Jessica, Terri & Lilli - 1994 |
When Rosemary and I moved to our big corner garden home on Athlone Street in Kerrisdale it coincided with a huge interest in gardening. I was a member of the American Hosta Society and soon both of us were in the Vancouver Rose Society, Alpine Garden Club and a few others. We would often go to VanDusen and to UBC Botanical Garden.
Our garden became so beautiful and full of exotic trees and perennials that busloads from the USA came to see it.
One of the pleasures of the garden was the visit of our two granddaughters in the 90s on Saturdays. Their parents worked so we were the appointed babysitters.
The doorbell would ring. I would open the door and Rebecca would say, “¿Cómo estás papi?” Behind her was the more taciturn Lauren.
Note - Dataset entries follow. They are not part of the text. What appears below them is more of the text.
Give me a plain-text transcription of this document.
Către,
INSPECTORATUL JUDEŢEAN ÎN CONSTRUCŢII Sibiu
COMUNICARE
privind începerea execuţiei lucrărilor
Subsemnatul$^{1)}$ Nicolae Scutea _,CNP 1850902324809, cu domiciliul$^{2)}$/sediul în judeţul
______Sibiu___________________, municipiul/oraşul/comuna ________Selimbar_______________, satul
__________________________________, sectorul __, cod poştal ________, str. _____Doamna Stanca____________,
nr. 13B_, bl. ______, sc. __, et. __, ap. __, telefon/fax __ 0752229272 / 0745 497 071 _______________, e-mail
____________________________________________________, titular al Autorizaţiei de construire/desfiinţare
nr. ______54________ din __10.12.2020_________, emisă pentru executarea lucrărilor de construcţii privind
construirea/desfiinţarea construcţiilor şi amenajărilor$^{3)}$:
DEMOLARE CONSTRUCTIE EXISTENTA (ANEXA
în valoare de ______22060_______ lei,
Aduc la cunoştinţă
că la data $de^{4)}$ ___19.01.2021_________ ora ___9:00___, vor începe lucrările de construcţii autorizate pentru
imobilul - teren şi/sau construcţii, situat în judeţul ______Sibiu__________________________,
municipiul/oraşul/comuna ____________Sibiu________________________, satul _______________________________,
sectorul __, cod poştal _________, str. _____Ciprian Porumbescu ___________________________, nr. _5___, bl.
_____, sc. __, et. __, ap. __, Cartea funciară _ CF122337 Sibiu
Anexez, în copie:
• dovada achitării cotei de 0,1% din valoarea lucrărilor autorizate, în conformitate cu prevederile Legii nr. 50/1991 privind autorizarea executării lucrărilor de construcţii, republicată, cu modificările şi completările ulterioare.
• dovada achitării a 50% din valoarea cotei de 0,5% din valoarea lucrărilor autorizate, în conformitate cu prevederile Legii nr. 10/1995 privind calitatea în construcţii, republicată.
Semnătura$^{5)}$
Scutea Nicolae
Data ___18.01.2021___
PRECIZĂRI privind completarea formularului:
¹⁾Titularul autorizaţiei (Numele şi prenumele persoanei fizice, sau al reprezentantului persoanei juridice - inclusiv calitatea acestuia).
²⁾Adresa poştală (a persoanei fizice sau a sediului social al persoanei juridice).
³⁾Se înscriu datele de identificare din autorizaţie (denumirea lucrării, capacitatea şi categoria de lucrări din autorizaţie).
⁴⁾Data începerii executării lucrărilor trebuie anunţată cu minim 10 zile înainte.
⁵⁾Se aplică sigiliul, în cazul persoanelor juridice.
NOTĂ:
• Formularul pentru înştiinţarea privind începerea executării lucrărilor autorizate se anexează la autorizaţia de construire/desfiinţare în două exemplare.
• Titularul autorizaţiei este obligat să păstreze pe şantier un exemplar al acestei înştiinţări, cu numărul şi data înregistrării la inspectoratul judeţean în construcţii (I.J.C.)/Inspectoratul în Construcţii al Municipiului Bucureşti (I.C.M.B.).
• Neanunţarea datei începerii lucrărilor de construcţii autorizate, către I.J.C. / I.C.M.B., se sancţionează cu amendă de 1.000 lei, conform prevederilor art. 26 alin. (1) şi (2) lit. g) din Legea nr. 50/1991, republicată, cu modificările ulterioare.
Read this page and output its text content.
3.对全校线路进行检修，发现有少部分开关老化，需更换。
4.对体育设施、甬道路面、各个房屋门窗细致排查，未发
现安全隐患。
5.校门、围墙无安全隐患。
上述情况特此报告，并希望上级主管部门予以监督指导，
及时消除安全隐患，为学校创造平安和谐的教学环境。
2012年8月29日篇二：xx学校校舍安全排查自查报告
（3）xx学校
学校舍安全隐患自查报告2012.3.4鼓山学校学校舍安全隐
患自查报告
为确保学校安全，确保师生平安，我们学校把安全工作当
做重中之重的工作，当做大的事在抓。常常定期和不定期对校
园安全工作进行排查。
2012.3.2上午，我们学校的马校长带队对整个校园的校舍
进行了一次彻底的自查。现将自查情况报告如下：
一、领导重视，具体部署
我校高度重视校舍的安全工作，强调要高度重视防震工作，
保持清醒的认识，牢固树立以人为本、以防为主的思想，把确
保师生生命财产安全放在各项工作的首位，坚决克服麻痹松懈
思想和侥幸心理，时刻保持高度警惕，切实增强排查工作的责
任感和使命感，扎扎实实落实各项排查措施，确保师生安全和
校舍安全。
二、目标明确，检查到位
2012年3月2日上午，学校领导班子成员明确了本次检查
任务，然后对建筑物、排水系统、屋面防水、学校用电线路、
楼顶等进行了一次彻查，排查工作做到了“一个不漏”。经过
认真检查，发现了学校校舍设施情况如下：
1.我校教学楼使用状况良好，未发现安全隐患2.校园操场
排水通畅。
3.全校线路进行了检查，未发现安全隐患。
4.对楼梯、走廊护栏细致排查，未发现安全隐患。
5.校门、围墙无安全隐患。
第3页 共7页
They would run past the kitchen into the garden behind.
I had a perfect lawn. I had a lawnmower especially designed for a close cut. When Rebecca was a baby we would spread a blanket on the lawn and we exposed her (what did she know?) to opera and classical music.
In this century lawns are out. I believe that few of the folk that deprecate lawns have ever experienced children rolling on them, particularly if the lawn is insecticide/herbicide-free.
As a little boy in Buenos Aires I would roll down the famous Barrancas de Belgrano sloped lawns near the Belgrano C train station.
There is something about lawns. And there is something about a beautiful mother and her two equally beautiful daughters lying on a lawn, barefoot.
I can smell the grass. I hasten to include the term it is erotic, too.